Jim Lehrer "One of the greatest talents in broadcasting today . . . His pieces . . . are delightfully sage, compassionate, and witty."
Book Description From one of television's most beloved and trusted personalities... a captivating memoir about growing up during World War II. From the popular host of CBS News Sunday Morning comes a warm and witty memoir -- in the tradition of Russell Baker's Growing Up and Tom Brokaw's A Long Way from Home -- of one unforgettable year in Charles Osgood's childhood. The year is 1942, and while America is reeling from the first blows of WWII, Osgood is just a nine-year-old boy living in Baltimore. As the war rages somewhere far beyond the boundaries of his hometown, he spends his days delivering newspapers, riding the trolley to the local amusement park, going to Orioles' baseball games, and goofing around with his younger sister. With a sharp eye for details, Osgood captures the texture of life in a very different era, a time before the polio vaccine and the atomic bomb. In his neighborhood of Liberty Heights, gaslights still glowed on every corner, milkmen delivered bottles of milk, and a loaf of bread cost nine cents. Osgood reminisces about his first fistfight with a kid from the neighborhood, his childhood crush on a girl named Sue, and his relationship with his father, a traveling salesman. He also talks about his early love for radio and how he used to huddle under the covers after his parents had turned off the lights, listening to Superman, The Lone Ranger, The Shadow, and, of course, to baseball games. Defending Baltimore Against Enemy Attack is a gloriously funny and nostalgic slice of American life and a moving look at World War II from the perspective of a child far away from the fighting, but very conscious of the reverberations.

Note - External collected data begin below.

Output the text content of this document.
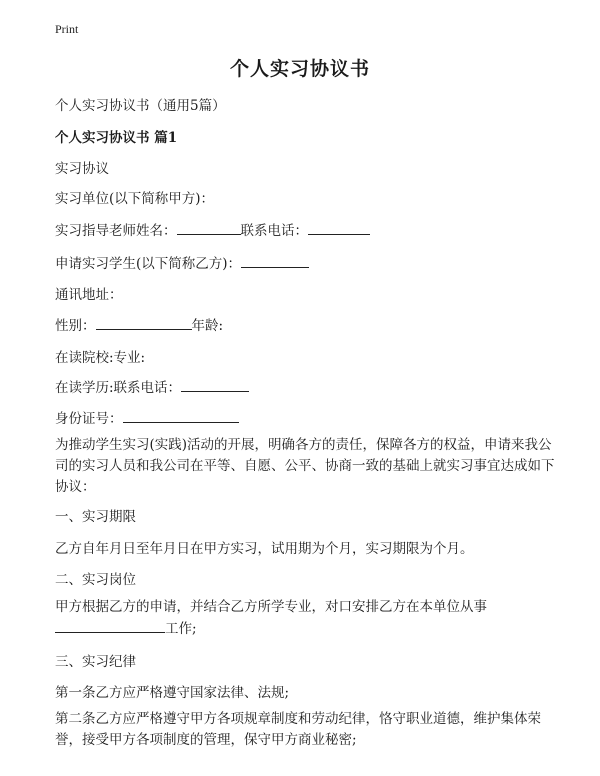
Print
个人实习协议书
个人实习协议书（通用5篇）
个人实习协议书 篇1
实习协议
实习单位(以下简称甲方)：
实习指导老师姓名：	联系电话：
申请实习学生(以下简称乙方)：
通讯地址：
性别：	年龄:
在读院校:专业:
在读学历:联系电话：
身份证号：
为推动学生实习(实践)活动的开展，明确各方的责任，保障各方的权益，申请来我公司的实习人员和我公司在平等、自愿、公平、协商一致的基础上就实习事宜达成如下协议：
一、实习期限
乙方自年月日至年月日在甲方实习，试用期为个月，实习期限为个月。
二、实习岗位
甲方根据乙方的申请，并结合乙方所学专业，对口安排乙方在本单位从事
工作;
三、实习纪律
第一条乙方应严格遵守国家法律、法规;
第二条乙方应严格遵守甲方各项规章制度和劳动纪律，恪守职业道德，维护集体荣誉，接受甲方各项制度的管理，保守甲方商业秘密;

About the Author Charles Osgood, who has been dubbed CBS News' "poet-in-residence," writes and anchors The Osgood File four times daily over the CBS Radio Network and anchors CBS News Sunday Morning every week. He is the winner of three Emmys and three Peabody Awards; Washington Journalism Review named him the "Best in the Business" five years running; and in 1990 he was inducted into the National Association of Broadcasters Hall of Fame. He lives in New York City with his wife, Jean. They have five children.
Excerpted from Defending Baltimore Against Enemy Attack by Charles Osgood. Copyright © 2004. Reprinted by permission. All rights reserved. "As a nine year-old patriot on the home front, I helped to collect scrap rubber, scrap metal, tinfoil, old newspapers, and even cans of fat for the war effort. Some of the tinfoil came from my father's packs of cigarettes, some of it came from my packs of gum, and some of the rubber came from rubber bands that I took home from school. Stealing them wasn't a sin because I kept hearing that God was on our side. Praise the Lord and pass the school supplies. That year, 1942, was the best of times for a Baltimore boy who always seemed to be feeling good and the worst of times for a nation reeling from the first blows of World War Two."